Mika Brzezinski Calls Out Boston Red Sox Players Who Visited Donald Trump
Mika Brzezinski on Friday criticized the Boston Red Sox players who didn’t boycott President Donald Trump’s White House celebration of the team’s World Series victory.
Manager Alex Cora and nearly all of the MLB team’s players of color protested the Trump administration, refusing to attend the celebration of the championship with the president on Thursday. Every white player on the team — as well as outfielder J.D. Martinez, who is of Cuban descent — attended.
“Why would anybody on that team go?” asked Brzezinski, co-host of MSNBC’s “Morning Joe.” “I don’t get it. Isn’t it all about unity?”
MSNBC contributor Donny Deutsch argued that players shouldn’t be denied the opportunity to attend the event.
But Brzezinski fired back:
I don’t think that applies. The reasons why these players didn’t go are so much more important than getting a free trip to the White House. Come on. Stick with your team.
Joe Scarborough, Brzezinski’s co-host, husband, and also a Red Sox fan, acknowledged there were “some difficult parts in this, really.”
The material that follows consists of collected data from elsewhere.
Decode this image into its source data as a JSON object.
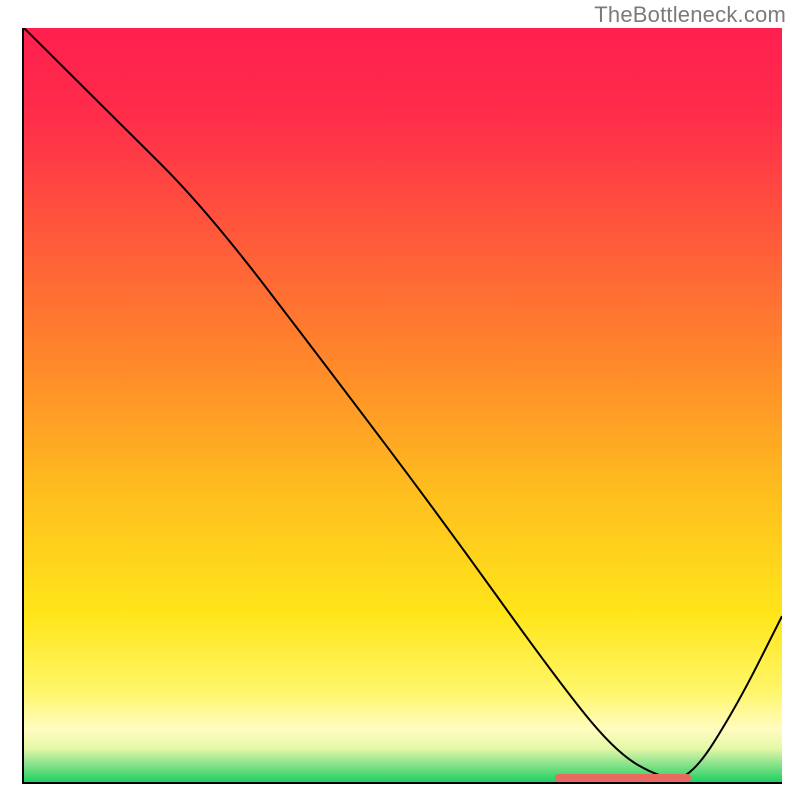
{
  "watermark": "TheBottleneck.com",
  "gradient_stops": [
    {
      "offset": 0,
      "color": "#ff1f4f"
    },
    {
      "offset": 0.12,
      "color": "#ff2d4a"
    },
    {
      "offset": 0.28,
      "color": "#ff5a3a"
    },
    {
      "offset": 0.45,
      "color": "#ff8a2a"
    },
    {
      "offset": 0.62,
      "color": "#ffbf1e"
    },
    {
      "offset": 0.78,
      "color": "#ffe61a"
    },
    {
      "offset": 0.88,
      "color": "#fff66a"
    },
    {
      "offset": 0.93,
      "color": "#fffcc0"
    },
    {
      "offset": 0.955,
      "color": "#e6f8a8"
    },
    {
      "offset": 0.975,
      "color": "#8ee38e"
    },
    {
      "offset": 1.0,
      "color": "#1fd15f"
    }
  ],
  "chart_data": {
    "type": "line",
    "x": [
      0.0,
      0.12,
      0.24,
      0.4,
      0.55,
      0.7,
      0.78,
      0.84,
      0.88,
      0.94,
      1.0
    ],
    "y": [
      1.0,
      0.88,
      0.76,
      0.55,
      0.35,
      0.14,
      0.04,
      0.005,
      0.005,
      0.1,
      0.22
    ],
    "title": "",
    "xlabel": "",
    "ylabel": "",
    "xlim": [
      0,
      1
    ],
    "ylim": [
      0,
      1
    ],
    "marker": {
      "x_start": 0.7,
      "x_end": 0.88,
      "color": "#ea6a5f"
    }
  }
}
He noted how hard it would be to tell a young player who may never get to visit the White House again “that you’ve got to make a political statement even if you don’t follow politics.”
But “it’s about the unit, it’s about the team,” said Scarborough.
“It works both ways though,” he added, as he rhetorically asked if there was “not one white guy on that team” who couldn’t have stayed back with his teammates of color who were “uncomfortable” with the presidential celebration.
“Come on, this is the most racist president, certainly, in our lifetime,” Scarborough said. “You can talk about Charlottesville, can you talk about what he said about Hispanics, what he said about Puerto Ricans. He’s called Hispanics breeders. He’s attacked immigrants.”
CNN’s Chris Cuomo and Don Lemon also discussed the Red Sox stars’ boycott on Thursday night.
Cuomo said he wouldn’t have attended the event because “I’m a team guy” and “I believe in that idea of unity.”
Lemon agreed, adding that “even when you have an opportunity to go to the White House ... you gotta stick with your team.”
“Some behavior, you just cannot stand for,” Lemon added.